Todas as pessoas que vivem com VIH têm direito e beneficiam com o acesso universal ao melhor tratamento possível quando diagnosticados. Quanto mais cedo forem diagnosticadas, melhores resultados de saúde individual e de saúde pública teremos. Para tal, é necessário eliminar todas as barreiras no acesso ao diagnóstico precoce, à prevenção eficaz e tratamento de qualidade.

Para conseguir estes objetivos, propusemos repetidamente que fosse instituído um mecanismo de pagamento centralizado dos antirretrovirais (ARV), o respeito e monitorização das Recomendações Terapêuticas e das Normas de Orientação Clínica, com a participação de doentes.

O pagamento centralizado deve ser assegurado depois de negociações bem-sucedidas com as diferentes companhias farmacêuticas e envolvendo as pessoas que vivem com VIH e especialistas em tratamento, em saúde pública e em epidemiologia.

O GAT tem defendido:

  • a necessidade de planear o tratamento de para mais 15 a 20 000 pessoas com VIH até 2020 ou seja mais 50 a 70% em relação ao atual número de pessoas em tratamento (cerca de 30 000;
  • que o aumento dos encargos financeiros (entre 230 - 250 milhões de euros atualmente) com os ARV deve ser mínimo, o que obrigada a um custo unitário por pessoa tratada muito inferior ao atual; e
  • que a participação dos doentes e de todos os stakeholders nesta estratégia é indispensável, tendo o GAT demonstrado reiteradamente a sua disponibilidade.

O GAT considera indispensável que se aumente o uso de ARV para prevenção da infeção no contexto da profilaxia pós-exposição (PPE) e que se inicie urgentemente o uso de ARV para prevenção em contexto pré-exposicional (PrEP) nas pessoas em maior risco nos grupos-chave. Este aumento do uso de ARV deve ser também negociado de modo a garantir a comportabilidade dos preços e sustentabilidade do SNS.

Não abdicamos, no entanto, de que Portugal continue a ser um país onde a inovação médica, quer na área do medicamento, quer dos dispositivos médicos, seja acessível a todos os que dela beneficiarem. Não entendemos que novas formulações ou co-formulações de medicamentos que têm impacto positivo na diminuição de custos e que melhorem a comodidade e segurança para os doentes fiquem retidos para além dos prazos legais.

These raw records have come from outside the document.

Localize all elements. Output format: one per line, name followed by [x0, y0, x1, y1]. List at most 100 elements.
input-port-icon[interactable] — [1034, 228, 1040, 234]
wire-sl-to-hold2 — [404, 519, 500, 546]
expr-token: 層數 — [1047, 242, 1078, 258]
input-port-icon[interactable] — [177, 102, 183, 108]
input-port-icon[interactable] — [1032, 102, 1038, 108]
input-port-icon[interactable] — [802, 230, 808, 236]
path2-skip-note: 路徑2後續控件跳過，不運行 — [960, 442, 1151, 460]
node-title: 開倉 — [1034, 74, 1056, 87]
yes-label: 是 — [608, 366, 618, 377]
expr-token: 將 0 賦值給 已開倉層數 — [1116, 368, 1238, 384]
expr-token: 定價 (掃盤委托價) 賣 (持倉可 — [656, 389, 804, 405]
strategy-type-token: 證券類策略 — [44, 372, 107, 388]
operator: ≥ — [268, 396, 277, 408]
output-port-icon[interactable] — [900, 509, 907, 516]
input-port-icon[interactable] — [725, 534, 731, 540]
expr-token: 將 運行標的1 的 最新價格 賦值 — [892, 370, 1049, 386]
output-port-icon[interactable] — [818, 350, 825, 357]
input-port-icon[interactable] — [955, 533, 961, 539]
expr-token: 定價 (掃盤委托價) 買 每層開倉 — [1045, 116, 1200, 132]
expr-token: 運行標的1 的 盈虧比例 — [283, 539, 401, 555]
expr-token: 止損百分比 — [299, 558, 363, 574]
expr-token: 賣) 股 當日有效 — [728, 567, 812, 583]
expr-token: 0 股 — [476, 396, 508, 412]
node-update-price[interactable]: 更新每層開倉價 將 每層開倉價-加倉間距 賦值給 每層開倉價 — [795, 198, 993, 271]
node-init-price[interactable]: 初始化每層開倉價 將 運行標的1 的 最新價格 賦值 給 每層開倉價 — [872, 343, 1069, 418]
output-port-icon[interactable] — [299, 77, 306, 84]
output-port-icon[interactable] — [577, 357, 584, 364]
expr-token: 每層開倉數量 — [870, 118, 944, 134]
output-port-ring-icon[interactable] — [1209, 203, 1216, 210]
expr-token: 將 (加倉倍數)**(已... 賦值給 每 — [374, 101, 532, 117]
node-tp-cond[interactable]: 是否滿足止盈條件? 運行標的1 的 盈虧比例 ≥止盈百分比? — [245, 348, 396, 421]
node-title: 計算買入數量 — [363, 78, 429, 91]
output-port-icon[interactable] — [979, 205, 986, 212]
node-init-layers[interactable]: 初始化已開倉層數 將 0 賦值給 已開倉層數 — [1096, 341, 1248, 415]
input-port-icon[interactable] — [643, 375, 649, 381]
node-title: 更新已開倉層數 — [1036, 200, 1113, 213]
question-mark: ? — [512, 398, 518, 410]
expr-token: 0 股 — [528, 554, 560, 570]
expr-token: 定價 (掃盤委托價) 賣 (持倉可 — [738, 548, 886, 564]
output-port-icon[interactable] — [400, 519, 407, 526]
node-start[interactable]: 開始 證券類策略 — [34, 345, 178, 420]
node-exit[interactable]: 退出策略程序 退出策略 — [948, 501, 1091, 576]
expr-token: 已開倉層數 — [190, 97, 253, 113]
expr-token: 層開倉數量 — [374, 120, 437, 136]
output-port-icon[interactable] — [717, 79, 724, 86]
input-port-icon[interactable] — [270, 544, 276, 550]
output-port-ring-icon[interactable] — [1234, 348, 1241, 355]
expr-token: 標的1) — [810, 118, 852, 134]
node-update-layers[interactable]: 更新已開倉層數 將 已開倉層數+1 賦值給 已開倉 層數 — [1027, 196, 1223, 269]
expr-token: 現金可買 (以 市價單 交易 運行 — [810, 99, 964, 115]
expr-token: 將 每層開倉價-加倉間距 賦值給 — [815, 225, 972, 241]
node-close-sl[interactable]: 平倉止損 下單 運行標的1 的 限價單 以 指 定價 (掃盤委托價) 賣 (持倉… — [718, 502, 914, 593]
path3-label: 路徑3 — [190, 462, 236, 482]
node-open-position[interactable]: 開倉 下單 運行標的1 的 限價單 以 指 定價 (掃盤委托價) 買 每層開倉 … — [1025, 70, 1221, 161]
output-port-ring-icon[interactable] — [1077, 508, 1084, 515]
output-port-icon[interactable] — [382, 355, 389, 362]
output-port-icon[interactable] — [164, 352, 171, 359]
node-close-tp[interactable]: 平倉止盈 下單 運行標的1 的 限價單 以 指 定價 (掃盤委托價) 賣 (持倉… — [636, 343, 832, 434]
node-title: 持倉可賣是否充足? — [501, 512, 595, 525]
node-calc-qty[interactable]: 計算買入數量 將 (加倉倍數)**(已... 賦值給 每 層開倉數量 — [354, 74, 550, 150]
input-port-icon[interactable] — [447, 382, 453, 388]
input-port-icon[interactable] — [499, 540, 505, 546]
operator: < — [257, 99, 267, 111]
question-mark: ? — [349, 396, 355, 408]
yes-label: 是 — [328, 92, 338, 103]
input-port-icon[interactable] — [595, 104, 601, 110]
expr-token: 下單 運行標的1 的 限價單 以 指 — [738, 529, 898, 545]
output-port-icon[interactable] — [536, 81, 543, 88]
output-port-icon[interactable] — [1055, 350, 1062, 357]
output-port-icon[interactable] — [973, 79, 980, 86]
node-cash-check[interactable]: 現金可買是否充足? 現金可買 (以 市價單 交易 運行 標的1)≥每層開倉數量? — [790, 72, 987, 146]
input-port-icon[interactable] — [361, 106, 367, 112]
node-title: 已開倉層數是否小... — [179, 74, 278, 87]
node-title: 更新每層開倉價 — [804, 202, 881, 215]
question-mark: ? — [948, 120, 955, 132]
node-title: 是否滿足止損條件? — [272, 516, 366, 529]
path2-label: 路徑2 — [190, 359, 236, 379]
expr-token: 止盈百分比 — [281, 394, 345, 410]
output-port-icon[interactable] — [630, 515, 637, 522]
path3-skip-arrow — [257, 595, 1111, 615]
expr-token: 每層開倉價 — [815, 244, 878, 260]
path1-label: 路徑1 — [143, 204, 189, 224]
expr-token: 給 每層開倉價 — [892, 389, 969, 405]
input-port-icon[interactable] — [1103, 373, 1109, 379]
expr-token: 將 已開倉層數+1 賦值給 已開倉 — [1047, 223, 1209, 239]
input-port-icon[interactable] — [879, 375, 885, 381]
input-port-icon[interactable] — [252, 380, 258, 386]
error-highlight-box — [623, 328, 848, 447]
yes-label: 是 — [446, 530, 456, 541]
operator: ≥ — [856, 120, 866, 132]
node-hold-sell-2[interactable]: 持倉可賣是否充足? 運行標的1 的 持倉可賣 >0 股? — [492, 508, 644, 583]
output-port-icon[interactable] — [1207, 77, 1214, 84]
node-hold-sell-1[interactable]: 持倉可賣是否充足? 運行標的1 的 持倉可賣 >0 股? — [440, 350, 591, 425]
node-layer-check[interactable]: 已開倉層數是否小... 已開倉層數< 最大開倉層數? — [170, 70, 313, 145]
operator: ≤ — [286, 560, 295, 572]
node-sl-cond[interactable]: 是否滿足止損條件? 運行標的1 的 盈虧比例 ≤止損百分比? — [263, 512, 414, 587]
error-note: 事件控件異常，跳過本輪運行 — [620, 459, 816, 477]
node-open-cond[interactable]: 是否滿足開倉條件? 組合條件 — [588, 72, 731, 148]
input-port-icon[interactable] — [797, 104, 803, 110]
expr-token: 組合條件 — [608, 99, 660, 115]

Não abdicamos também de que exista uma monitorização transparente da qualidade do tratamento em Portugal com recomendações para alterar práticas e situações de iniquidade na qualidade de tratamentos entre hospitais e serviços.

O GAT é reconhecido como uma organização comunitária credível, independente, e com conhecimento específico na área das tecnologias médicas (medicamentos e outros dispositivos), bem como em políticas de saúde para a prevenção, rastreio, tratamento e cuidados de saúde na área do VIH/SIDA, infeções sexualmente transmissíveis, hepatites virais e tuberculose, co-infeções e comorbilidades frequentemente associadas. É reconhecido, entre outros, pela Organização Mundial de Saúde (OMS), pelo Centro Europeu de Prevenção e Controlo das Doenças (ECDC) e pela Agência Europeia de Medicamentos (EMA).